In micromachining, laser ablation is the underlying process," Huber said. "The smaller the penetration depth is, and the faster the pulse, the more the ablation takes place without destroying underlying surfaces. With the excimer, the pulse width is short (10 to 20 ns) and the wavelength is short, so the penetration is very small and there is high absorption. This gives you an ablation that is very shallow and causes no thermal damage."

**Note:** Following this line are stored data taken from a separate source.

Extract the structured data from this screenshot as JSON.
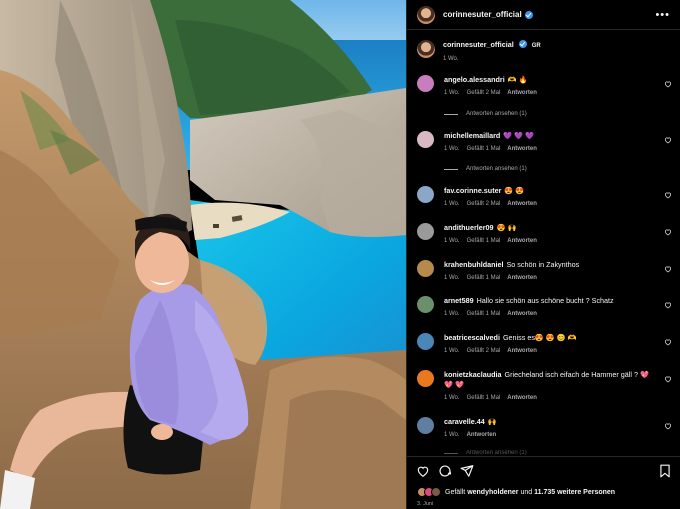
{
  "post": {
    "author": "corinnesuter_official",
    "image_alt": "Woman in lavender top sitting on cliffs above turquoise bay with a shipwreck on the beach"
  },
  "caption": {
    "username": "corinnesuter_official",
    "badge": "GR",
    "time": "1 Wo."
  },
  "labels": {
    "reply": "Antworten",
    "view_replies": "Antworten ansehen (1)"
  },
  "comments": [
    {
      "username": "angelo.alessandri",
      "text": "🫶 🔥",
      "time": "1 Wo.",
      "likes": "Gefällt 2 Mal",
      "avatar_color": "#c77dbe"
    },
    {
      "username": "michellemaillard",
      "text": "💜 💜 💜",
      "time": "1 Wo.",
      "likes": "Gefällt 1 Mal",
      "avatar_color": "#d9b8c4"
    },
    {
      "username": "fav.corinne.suter",
      "text": "😍 😍",
      "time": "1 Wo.",
      "likes": "Gefällt 2 Mal",
      "avatar_color": "#8aa7c9"
    },
    {
      "username": "andithuerler09",
      "text": "😍 🙌",
      "time": "1 Wo.",
      "likes": "Gefällt 1 Mal",
      "avatar_color": "#9a9a9a"
    },
    {
      "username": "krahenbuhldaniel",
      "text": "So schön in Zakynthos",
      "time": "1 Wo.",
      "likes": "Gefällt 1 Mal",
      "avatar_color": "#b58a4a"
    },
    {
      "username": "arnet589",
      "text": "Hallo sie schön aus schöne bucht ? Schatz",
      "time": "1 Wo.",
      "likes": "Gefällt 1 Mal",
      "avatar_color": "#6a8f6a"
    },
    {
      "username": "beatricescalvedi",
      "text": "Geniss es😍 😍 😊 🫶",
      "time": "1 Wo.",
      "likes": "Gefällt 2 Mal",
      "avatar_color": "#4a86b8"
    },
    {
      "username": "konietzkaclaudia",
      "text": "Griecheland isch eifach de Hammer gäll ? 💖 💖 💖",
      "time": "1 Wo.",
      "likes": "Gefällt 1 Mal",
      "avatar_color": "#e8791f"
    },
    {
      "username": "caravelle.44",
      "text": "🙌",
      "time": "1 Wo.",
      "likes": "",
      "avatar_color": "#5f7fa0"
    }
  ],
  "footer": {
    "liked_prefix": "Gefällt",
    "liked_user": "wendyholdener",
    "liked_and": "und",
    "liked_others": "11.735 weitere Personen",
    "date": "3. Juni"
  },
  "icons": [
    "more-icon",
    "heart-icon",
    "comment-icon",
    "share-icon",
    "bookmark-icon",
    "verified-icon"
  ],
  "colors": {
    "background": "#000000",
    "muted": "#a8a8a8",
    "verified": "#3897f0",
    "divider": "#262626"
  }
}
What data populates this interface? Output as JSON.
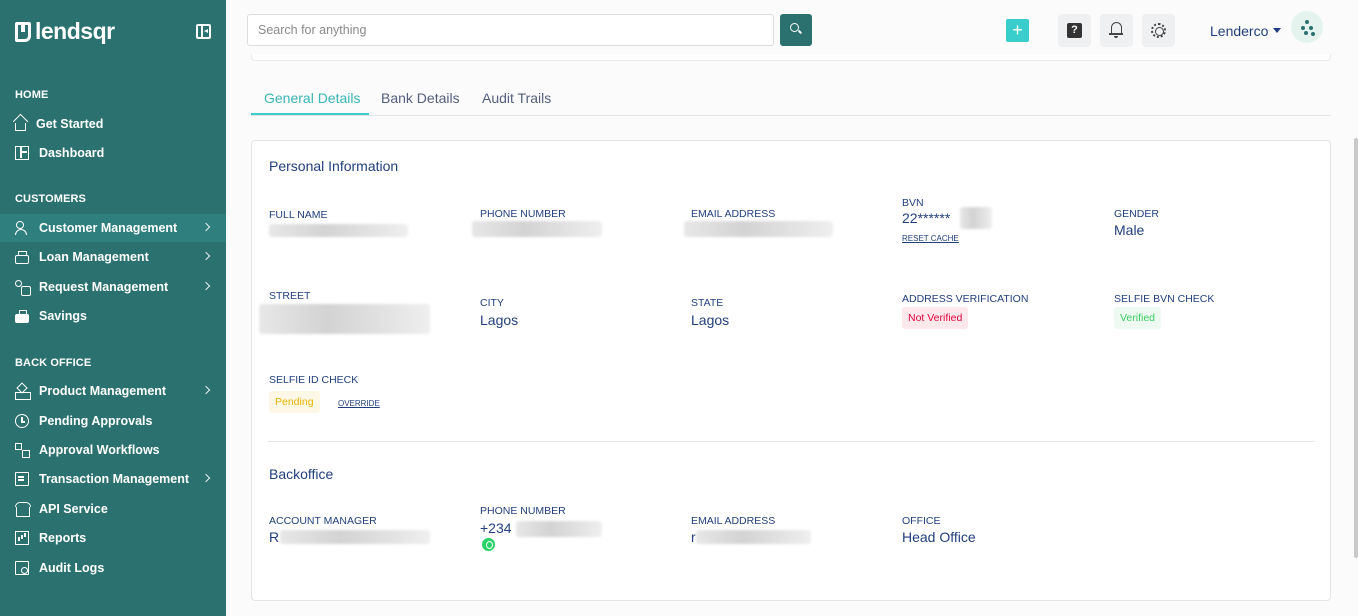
{
  "brand": {
    "name": "lendsqr"
  },
  "sidebar": {
    "sections": [
      "HOME",
      "CUSTOMERS",
      "BACK OFFICE"
    ],
    "items": [
      {
        "label": "Get Started"
      },
      {
        "label": "Dashboard"
      },
      {
        "label": "Customer Management"
      },
      {
        "label": "Loan Management"
      },
      {
        "label": "Request Management"
      },
      {
        "label": "Savings"
      },
      {
        "label": "Product Management"
      },
      {
        "label": "Pending Approvals"
      },
      {
        "label": "Approval Workflows"
      },
      {
        "label": "Transaction Management"
      },
      {
        "label": "API Service"
      },
      {
        "label": "Reports"
      },
      {
        "label": "Audit Logs"
      }
    ]
  },
  "header": {
    "search_placeholder": "Search for anything",
    "plus_label": "+",
    "help_label": "?",
    "user_name": "Lenderco"
  },
  "tabs": [
    "General Details",
    "Bank Details",
    "Audit Trails"
  ],
  "personal": {
    "title": "Personal Information",
    "full_name_label": "FULL NAME",
    "phone_label": "PHONE NUMBER",
    "email_label": "EMAIL ADDRESS",
    "bvn_label": "BVN",
    "bvn_value": "22******",
    "reset_cache": "RESET CACHE",
    "gender_label": "GENDER",
    "gender_value": "Male",
    "street_label": "STREET",
    "city_label": "CITY",
    "city_value": "Lagos",
    "state_label": "STATE",
    "state_value": "Lagos",
    "address_verification_label": "ADDRESS VERIFICATION",
    "address_verification_status": "Not Verified",
    "selfie_bvn_label": "SELFIE BVN CHECK",
    "selfie_bvn_status": "Verified",
    "selfie_id_label": "SELFIE ID CHECK",
    "selfie_id_status": "Pending",
    "override": "OVERRIDE"
  },
  "backoffice": {
    "title": "Backoffice",
    "account_manager_label": "ACCOUNT MANAGER",
    "account_manager_value": "R",
    "phone_label": "PHONE NUMBER",
    "phone_value": "+234",
    "email_label": "EMAIL ADDRESS",
    "email_value": "r",
    "office_label": "OFFICE",
    "office_value": "Head Office"
  },
  "colors": {
    "sidebar": "#2b7170",
    "accent": "#39cdcc",
    "text": "#213f7d",
    "danger": "#e4033b",
    "success": "#39cd62",
    "warning": "#e9b200"
  }
}
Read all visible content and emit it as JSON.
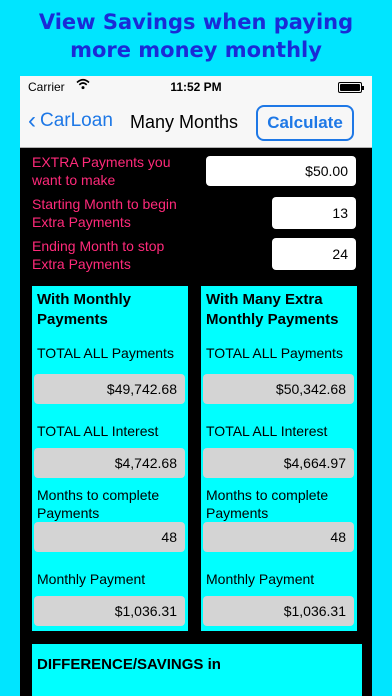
{
  "promo": {
    "line1": "View Savings when paying",
    "line2": "more money monthly"
  },
  "status": {
    "carrier": "Carrier",
    "time": "11:52 PM"
  },
  "nav": {
    "back_label": "CarLoan",
    "title": "Many Months",
    "calculate_label": "Calculate"
  },
  "form": {
    "extra_label_1": "EXTRA Payments you",
    "extra_label_2": "want to make",
    "extra_value": "$50.00",
    "start_label_1": "Starting Month to begin",
    "start_label_2": "Extra Payments",
    "start_value": "13",
    "end_label_1": "Ending Month to stop",
    "end_label_2": "Extra Payments",
    "end_value": "24"
  },
  "left_card": {
    "head_1": "With Monthly",
    "head_2": "Payments",
    "total_payments_label": "TOTAL ALL Payments",
    "total_payments": "$49,742.68",
    "total_interest_label": "TOTAL ALL Interest",
    "total_interest": "$4,742.68",
    "months_label_1": "Months to complete",
    "months_label_2": "Payments",
    "months": "48",
    "monthly_label": "Monthly Payment",
    "monthly": "$1,036.31"
  },
  "right_card": {
    "head_1": "With Many Extra",
    "head_2": "Monthly Payments",
    "total_payments_label": "TOTAL ALL Payments",
    "total_payments": "$50,342.68",
    "total_interest_label": "TOTAL ALL Interest",
    "total_interest": "$4,664.97",
    "months_label_1": "Months to complete",
    "months_label_2": "Payments",
    "months": "48",
    "monthly_label": "Monthly Payment",
    "monthly": "$1,036.31"
  },
  "difference": {
    "head": "DIFFERENCE/SAVINGS in"
  },
  "colors": {
    "background": "#00e5ff",
    "promo_text": "#1a2bd6",
    "ios_blue": "#1e78e6",
    "label_pink": "#ff2a7a",
    "card": "#00ffff"
  },
  "icons": {
    "wifi": "wifi-icon",
    "battery": "battery-icon",
    "back": "chevron-left-icon"
  }
}
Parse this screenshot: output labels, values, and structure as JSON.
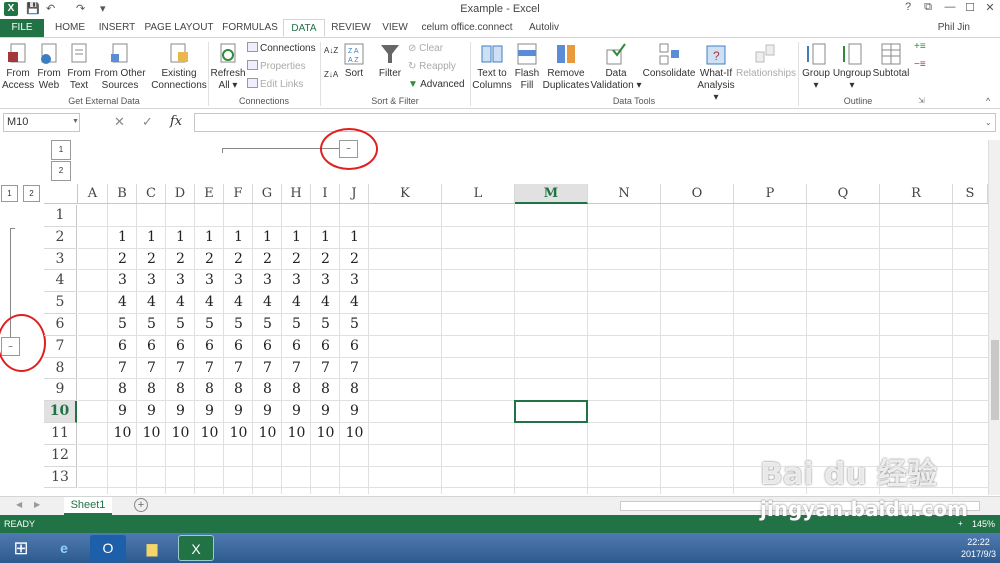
{
  "titlebar": {
    "title": "Example - Excel",
    "app_icon": "X",
    "help": "?",
    "restore": "⧉",
    "minimize": "—",
    "maximize": "☐",
    "close": "✕"
  },
  "tabs": [
    "FILE",
    "HOME",
    "INSERT",
    "PAGE LAYOUT",
    "FORMULAS",
    "DATA",
    "REVIEW",
    "VIEW",
    "celum office.connect",
    "Autoliv"
  ],
  "user": "Phil Jin",
  "ribbon": {
    "get_external": {
      "label": "Get External Data",
      "access": [
        "From",
        "Access"
      ],
      "web": [
        "From",
        "Web"
      ],
      "text": [
        "From",
        "Text"
      ],
      "other": [
        "From Other",
        "Sources"
      ],
      "existing": [
        "Existing",
        "Connections"
      ]
    },
    "connections": {
      "label": "Connections",
      "refresh": [
        "Refresh",
        "All"
      ],
      "conn": "Connections",
      "props": "Properties",
      "edit": "Edit Links"
    },
    "sort_filter": {
      "label": "Sort & Filter",
      "az": "A↓Z",
      "za": "Z↓A",
      "sort": "Sort",
      "filter": "Filter",
      "clear": "Clear",
      "reapply": "Reapply",
      "advanced": "Advanced"
    },
    "data_tools": {
      "label": "Data Tools",
      "t2c": [
        "Text to",
        "Columns"
      ],
      "flash": [
        "Flash",
        "Fill"
      ],
      "remove": [
        "Remove",
        "Duplicates"
      ],
      "valid": [
        "Data",
        "Validation"
      ],
      "consol": "Consolidate",
      "whatif": [
        "What-If",
        "Analysis"
      ],
      "rel": "Relationships"
    },
    "outline": {
      "label": "Outline",
      "group": "Group",
      "ungroup": "Ungroup",
      "subtotal": "Subtotal"
    }
  },
  "formula_bar": {
    "name_box": "M10",
    "cancel": "✕",
    "enter": "✓",
    "fx": "fx",
    "value": ""
  },
  "outline": {
    "level1": "1",
    "level2": "2",
    "collapse": "−"
  },
  "columns": [
    "A",
    "B",
    "C",
    "D",
    "E",
    "F",
    "G",
    "H",
    "I",
    "J",
    "K",
    "L",
    "M",
    "N",
    "O",
    "P",
    "Q",
    "R",
    "S"
  ],
  "rows": [
    "1",
    "2",
    "3",
    "4",
    "5",
    "6",
    "7",
    "8",
    "9",
    "10",
    "11",
    "12",
    "13"
  ],
  "cells": [
    [
      "",
      "",
      "",
      "",
      "",
      "",
      "",
      "",
      ""
    ],
    [
      "1",
      "1",
      "1",
      "1",
      "1",
      "1",
      "1",
      "1",
      "1"
    ],
    [
      "2",
      "2",
      "2",
      "2",
      "2",
      "2",
      "2",
      "2",
      "2"
    ],
    [
      "3",
      "3",
      "3",
      "3",
      "3",
      "3",
      "3",
      "3",
      "3"
    ],
    [
      "4",
      "4",
      "4",
      "4",
      "4",
      "4",
      "4",
      "4",
      "4"
    ],
    [
      "5",
      "5",
      "5",
      "5",
      "5",
      "5",
      "5",
      "5",
      "5"
    ],
    [
      "6",
      "6",
      "6",
      "6",
      "6",
      "6",
      "6",
      "6",
      "6"
    ],
    [
      "7",
      "7",
      "7",
      "7",
      "7",
      "7",
      "7",
      "7",
      "7"
    ],
    [
      "8",
      "8",
      "8",
      "8",
      "8",
      "8",
      "8",
      "8",
      "8"
    ],
    [
      "9",
      "9",
      "9",
      "9",
      "9",
      "9",
      "9",
      "9",
      "9"
    ],
    [
      "10",
      "10",
      "10",
      "10",
      "10",
      "10",
      "10",
      "10",
      "10"
    ],
    [
      "",
      "",
      "",
      "",
      "",
      "",
      "",
      "",
      ""
    ],
    [
      "",
      "",
      "",
      "",
      "",
      "",
      "",
      "",
      ""
    ]
  ],
  "sheet": {
    "name": "Sheet1",
    "add": "+"
  },
  "status": {
    "text": "READY",
    "zoom": "145%"
  },
  "taskbar": {
    "time": "22:22",
    "date": "2017/9/3"
  },
  "watermark": {
    "line1": "Bai du 经验",
    "line2": "jingyan.baidu.com"
  },
  "colors": {
    "excel_green": "#217346",
    "highlight_circle": "#e02020"
  }
}
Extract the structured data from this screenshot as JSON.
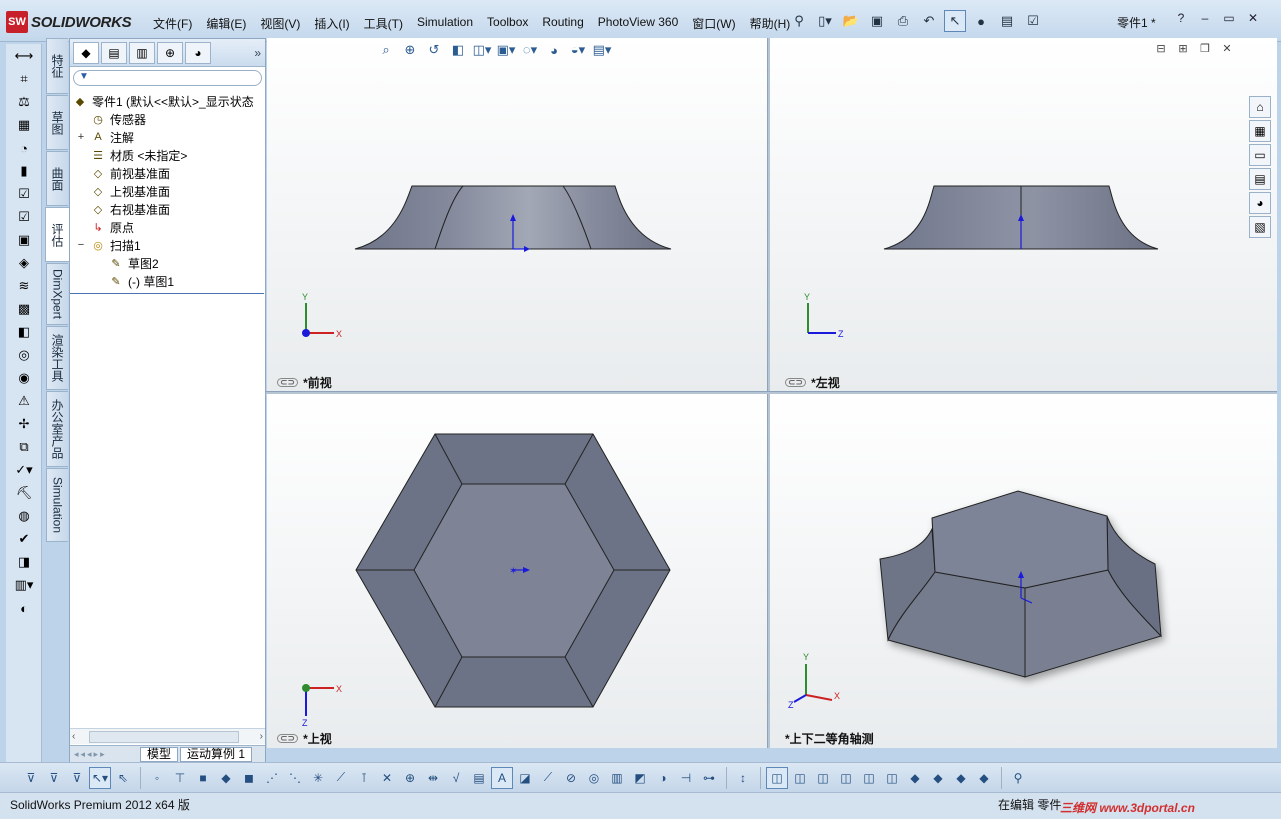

As a microfabrication systems integrator, Exitech (Oxford, England) is in a unique position to offer its customers all of these lasers, and more. In fact, according to Adrian Baughan, sales and marketing manager, when it comes to micromachining, it is not so much an either/or but rather a matter of matching the most appropriate laser to the application. Exitech works with a number of laser suppliers to develop both the systems and the applications for these products. For example, Exitech has become known as an expert in microscopic drilling applications, such as drilling microvia holes for printed circuit boards, where the company's dual-laser system (excimer and CO2) can create 10,000 complete holes/s. Exitech laser systems have also found a niche in synchronized image scanning for backplanes and plasma screens (see Fig. 3).

FIGURE 3. Synchronized image scanning is a large-area micropatterning mask-imaging technique that uses a 248-nm excimer laser with a repetition rate of 1 kHz to create tapered holes or patterns. The material here is polyimide; the snake image is not a real application but shows the flexibility of the technique.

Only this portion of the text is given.